World\Americas

Experts fault US' DPRK-trade link

By Chen Weihua in Washington | China Daily USA | Updated: 2017-08-11 12:22

US President Donald Trump on Thursday again linked China's help in denuclearizing the Korean Peninsula with China trade, a move that many experts disapprove of.

Speaking at his golf club in Bedminister, New Jersey, Trump said he had great respect for China and Russia for voting for the latest UN Security Council sanctions on DPRK.

"I think China can do a lot more... And I think China will do a lot more," he told a reporter.

"Look, we have trade with China. We lose hundreds of billions of dollars a year on trade with China. They know how I feel. It's not going to continue like that. But if China helps us, I'll feel a lot differently for trade," he said.

China has stated that the US should refrain from discussing the settlement of the denuclearization of the Korean Peninsula within the context of Chinese-US trade.

"We believe that the nuclear issue on the Korean Peninsula and China-US trade relations are issues that are in two completely different domains. It is inappropriate to discuss them together,"China's Vice-Minister of Commerce Qian Keming said last week.

Trump's words came at a sensitive time.
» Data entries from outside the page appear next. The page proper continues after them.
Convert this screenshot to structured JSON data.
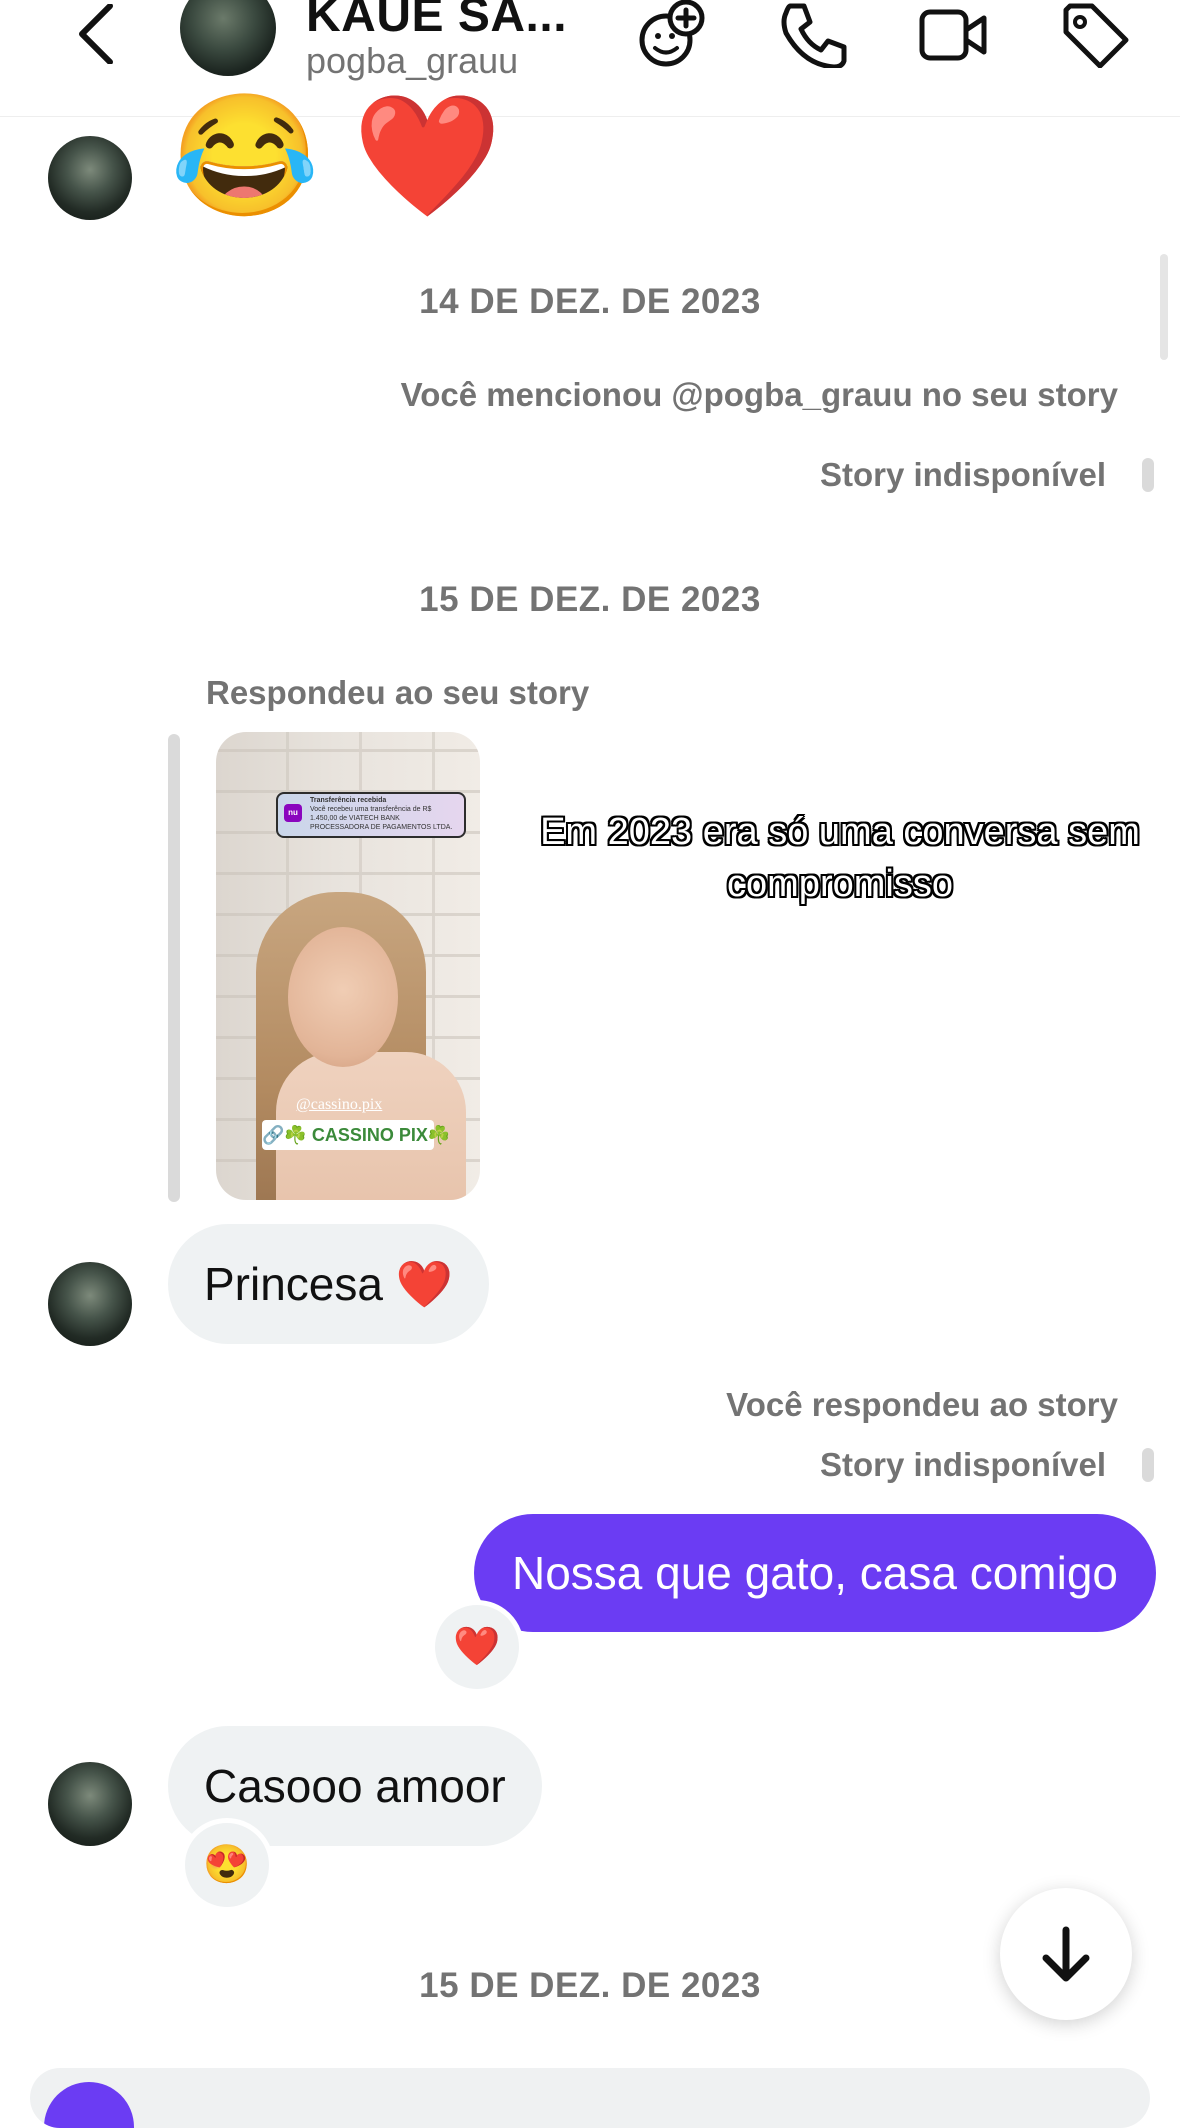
{
  "header": {
    "contact_name": "KAUE SA...",
    "username": "pogba_grauu",
    "icons": [
      "back-icon",
      "effects-icon",
      "phone-icon",
      "video-icon",
      "tag-icon"
    ]
  },
  "messages": {
    "top_emojis": "😂 ❤️",
    "date_1": "14 DE DEZ. DE 2023",
    "mention_note": "Você mencionou @pogba_grauu no seu story",
    "story_unavailable_1": "Story indisponível",
    "date_2": "15 DE DEZ. DE 2023",
    "replied_note": "Respondeu ao seu story",
    "story": {
      "notif_title": "Transferência recebida",
      "notif_body": "Você recebeu uma transferência de R$ 1.450,00 de VIATECH BANK PROCESSADORA DE PAGAMENTOS LTDA.",
      "notif_logo": "nu",
      "mention": "@cassino.pix",
      "link": "🔗☘️ CASSINO PIX☘️"
    },
    "overlay_caption": "Em 2023 era só uma conversa sem compromisso",
    "msg_princesa": "Princesa ❤️",
    "you_replied": "Você respondeu ao story",
    "story_unavailable_2": "Story indisponível",
    "msg_out": "Nossa que gato, casa comigo",
    "reaction_out": "❤️",
    "msg_casooo": "Casooo amoor",
    "reaction_in": "😍",
    "date_3": "15 DE DEZ. DE 2023"
  },
  "colors": {
    "accent": "#6b3cf3",
    "bubble_in": "#eff2f3",
    "meta_text": "#737373"
  }
}
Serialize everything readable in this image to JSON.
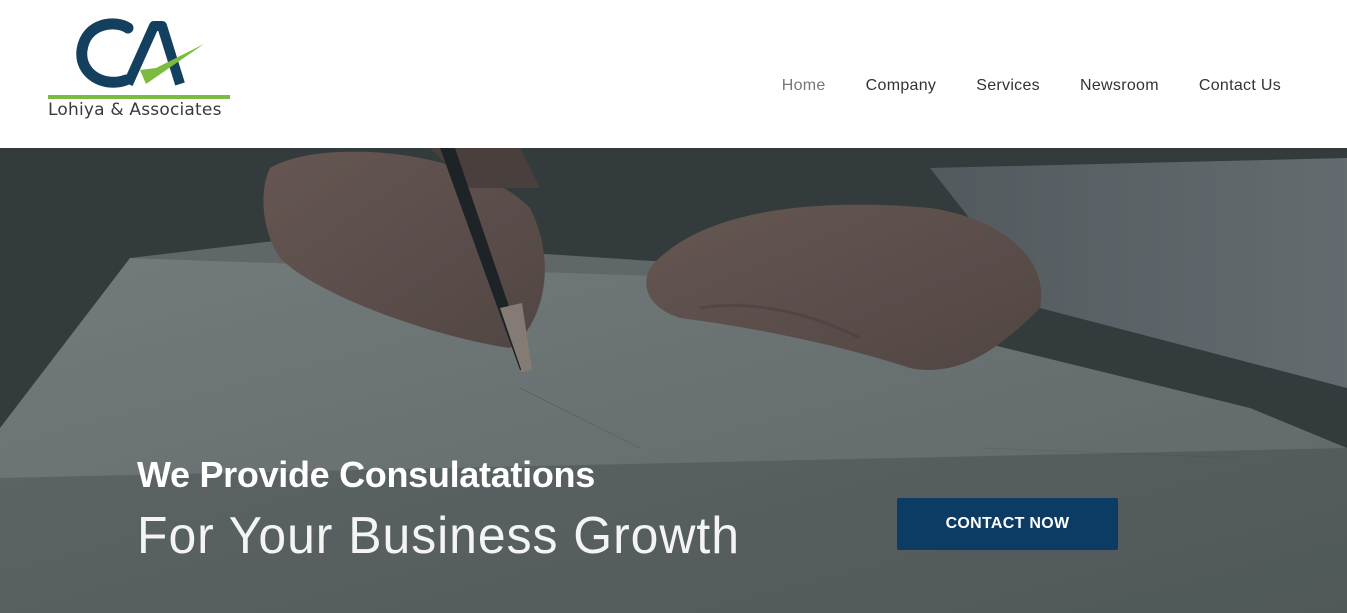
{
  "logo": {
    "text": "Lohiya & Associates",
    "mark_letters": "CA",
    "colors": {
      "primary": "#13405f",
      "accent": "#7cbb3f"
    }
  },
  "nav": {
    "items": [
      {
        "label": "Home",
        "active": true
      },
      {
        "label": "Company",
        "active": false
      },
      {
        "label": "Services",
        "active": false
      },
      {
        "label": "Newsroom",
        "active": false
      },
      {
        "label": "Contact Us",
        "active": false
      }
    ]
  },
  "hero": {
    "title": "We Provide Consulatations",
    "subtitle": "For Your Business Growth",
    "cta_label": "CONTACT NOW",
    "background_image": "hand-writing-document-photo",
    "colors": {
      "cta_bg": "#0c3b63",
      "text": "#ffffff"
    }
  }
}
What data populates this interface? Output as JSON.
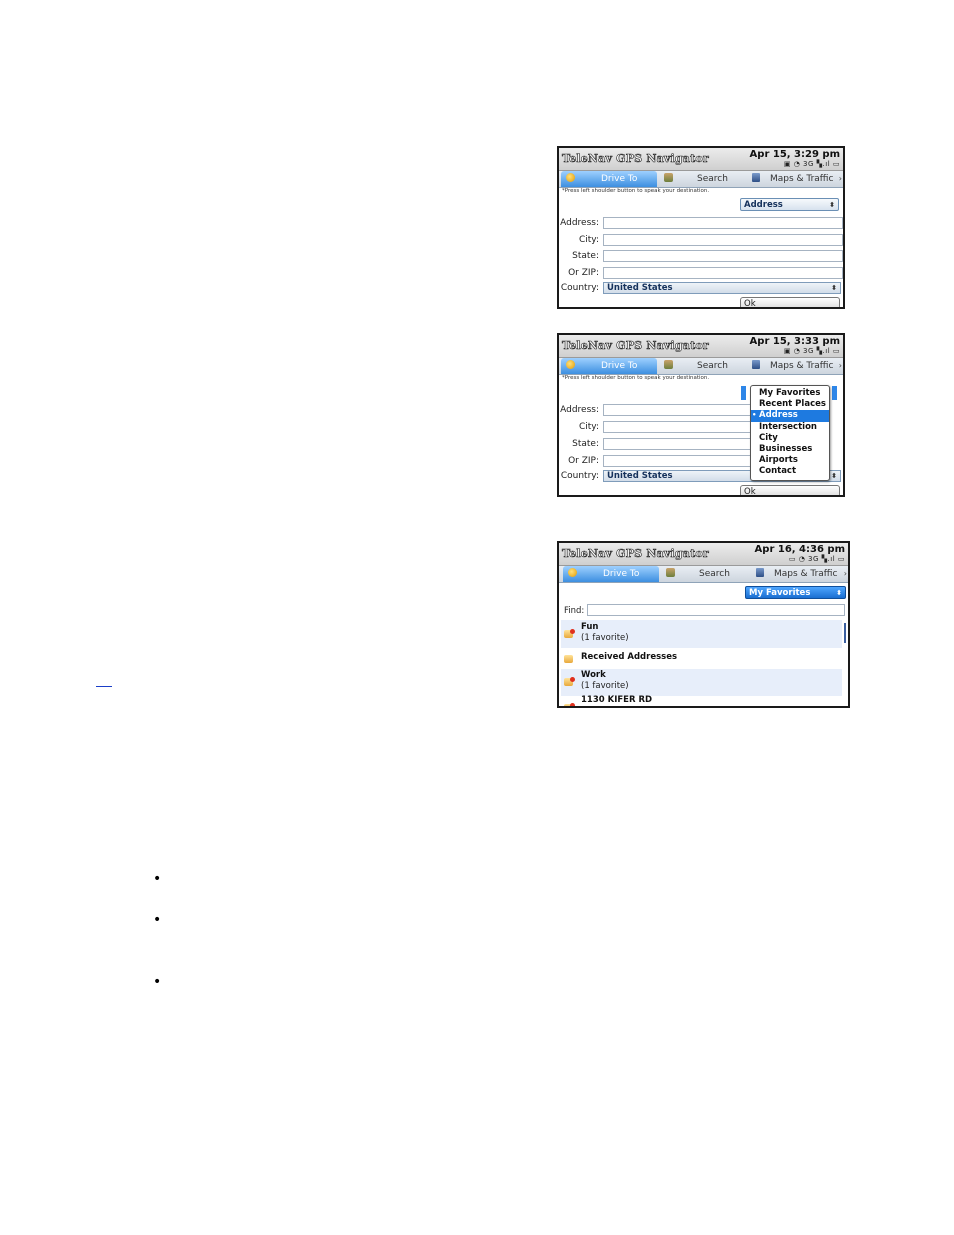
{
  "shots": [
    {
      "app_title": "TeleNav GPS Navigator",
      "clock": "Apr 15, 3:29 pm",
      "status_icons": "▣ ◔ 3G ▚.ıl ▭",
      "tabs": [
        "Drive To",
        "Search",
        "Maps & Traffic"
      ],
      "hint": "*Press left shoulder button to speak your destination.",
      "type_select": "Address",
      "fields": [
        "Address:",
        "City:",
        "State:",
        "Or ZIP:"
      ],
      "country_label": "Country:",
      "country_value": "United States",
      "ok_label": "Ok"
    },
    {
      "app_title": "TeleNav GPS Navigator",
      "clock": "Apr 15, 3:33 pm",
      "status_icons": "▣ ◔ 3G ▚.ıl ▭",
      "tabs": [
        "Drive To",
        "Search",
        "Maps & Traffic"
      ],
      "hint": "*Press left shoulder button to speak your destination.",
      "menu_items": [
        "My Favorites",
        "Recent Places",
        "Address",
        "Intersection",
        "City",
        "Businesses",
        "Airports",
        "Contact"
      ],
      "menu_selected": "Address",
      "fields": [
        "Address:",
        "City:",
        "State:",
        "Or ZIP:"
      ],
      "country_label": "Country:",
      "country_value": "United States",
      "ok_label": "Ok"
    },
    {
      "app_title": "TeleNav GPS Navigator",
      "clock": "Apr 16, 4:36 pm",
      "status_icons": "▭ ◔ 3G ▚.ıl ▭",
      "tabs": [
        "Drive To",
        "Search",
        "Maps & Traffic"
      ],
      "type_select": "My Favorites",
      "find_label": "Find:",
      "list": [
        {
          "title": "Fun",
          "sub": "(1 favorite)"
        },
        {
          "title": "Received Addresses",
          "sub": ""
        },
        {
          "title": "Work",
          "sub": "(1 favorite)"
        },
        {
          "title": "1130 KIFER RD",
          "sub": ""
        }
      ]
    }
  ],
  "page": {
    "bullets": [
      "•",
      "•",
      "•"
    ]
  },
  "colors": {
    "accent": "#1e7ae0",
    "tab_active": "#3d8fe0",
    "select_text": "#16325c"
  }
}
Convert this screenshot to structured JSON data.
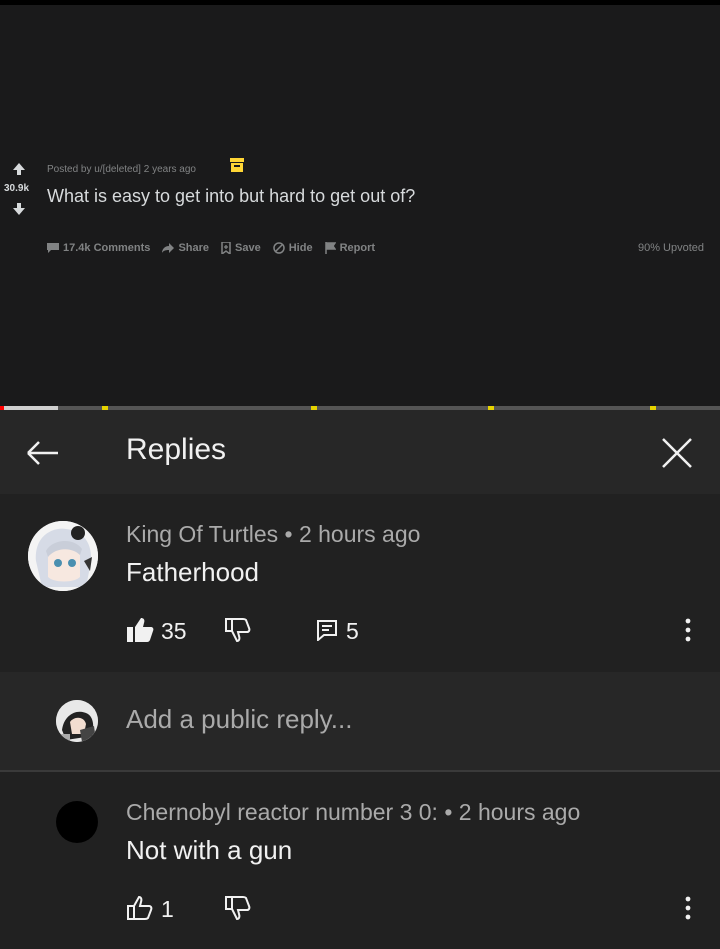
{
  "post": {
    "score": "30.9k",
    "posted_by": "Posted by u/[deleted] 2 years ago",
    "title": "What is easy to get into but hard to get out of?",
    "actions": {
      "comments": "17.4k Comments",
      "share": "Share",
      "save": "Save",
      "hide": "Hide",
      "report": "Report"
    },
    "upvoted": "90% Upvoted"
  },
  "player": {
    "progress_fraction": 0.08,
    "accent_color": "#e6d300"
  },
  "panel": {
    "title": "Replies"
  },
  "comment": {
    "author_line": "King Of Turtles • 2 hours ago",
    "text": "Fatherhood",
    "likes": "35",
    "replies": "5"
  },
  "reply_box": {
    "placeholder": "Add a public reply..."
  },
  "reply": {
    "author_line": "Chernobyl reactor number 3 0: • 2 hours ago",
    "text": "Not with a gun",
    "likes": "1"
  }
}
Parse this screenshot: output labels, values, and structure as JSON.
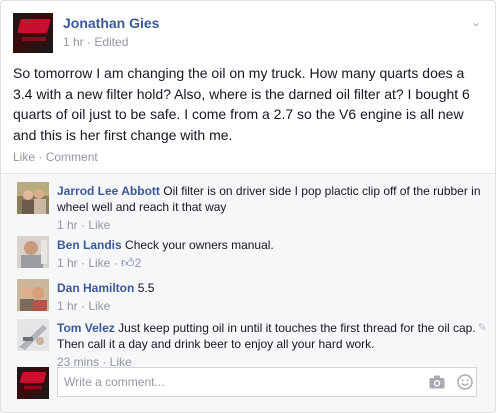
{
  "post": {
    "author": "Jonathan Gies",
    "meta": "1 hr · Edited",
    "body": "So tomorrow I am changing the oil on my truck. How many quarts does a 3.4 with a new filter hold? Also, where is the darned oil filter at? I bought 6 quarts of oil just to be safe. I come from a 2.7 so the V6 engine is all new and this is her first change with me.",
    "like_label": "Like",
    "comment_label": "Comment",
    "separator": "·"
  },
  "comments": [
    {
      "name": "Jarrod Lee Abbott",
      "text": "Oil filter is on driver side I pop plactic clip off of the rubber in wheel well and reach it that way",
      "meta": "1 hr · Like"
    },
    {
      "name": "Ben Landis",
      "text": "Check your owners manual.",
      "meta": "1 hr · Like · ",
      "likes": "2"
    },
    {
      "name": "Dan Hamilton",
      "text": "5.5",
      "meta": "1 hr · Like"
    },
    {
      "name": "Tom Velez",
      "text": "Just keep putting oil in until it touches the first thread for the oil cap. Then call it a day and drink beer to enjoy all your hard work.",
      "meta": "23 mins · Like"
    }
  ],
  "composer": {
    "placeholder": "Write a comment..."
  },
  "icons": {
    "chevron": "chevron-down-icon",
    "thumb": "thumbs-up-icon",
    "edit": "pencil-icon",
    "camera": "camera-icon",
    "emoji": "emoji-icon"
  },
  "colors": {
    "link": "#3b5998",
    "meta": "#9197a3",
    "comments_bg": "#f6f7f9"
  }
}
News reports suggest that the US Trade Representative might initiate a Section 301 investigation into China on intellectual property rights issues by using a 1974 trade law that some US experts have described as "outdated".

Edward Alden, a senior fellow at the Council on Foreign Relations, said he is perplexed as to why Trump continues to link the issues of trade and the DPRK.

"North Korea is a diplomatic and security problem for both the United States and China, and they should work together where they have common interests in defusing tensions in the region," he told China Daily on Thursday.

Alden said that there are serious trade issues between the two countries that can and should be resolved through negotiations. "The problems will not go away because the two countries are cooperating on the DPRK," Alden said.

Douglas Paal, vice-president for studies and director of the Asia program at the Carnegie Endowment for International Peace, said that under the Trump administration, China's help on the DPRK issue could help defuse the trade tensions, at least temporarily.

"President Trump has suggested this so often that he may well hold back on 301 or other measures in exchange," Paal said.

But Paal expressed his doubts about how long such an approach could last.

"As someone long involved in these sorts of affairs, I believe unrelated tight linkage plays to no one's advantage. But Mr. Trump evidently thinks our trade deficit with China is so important to Beijing that it gives the US exceptional leverage to accommodate unrelated American demands," said Paal, a noted expert on China who had previously served in the US government.

"We'll see which is right," he added.

The two countries concluded a 100-Day Action Plan for economic cooperation applauded by both sides. They have agreed to work on a One-Year Action Plan.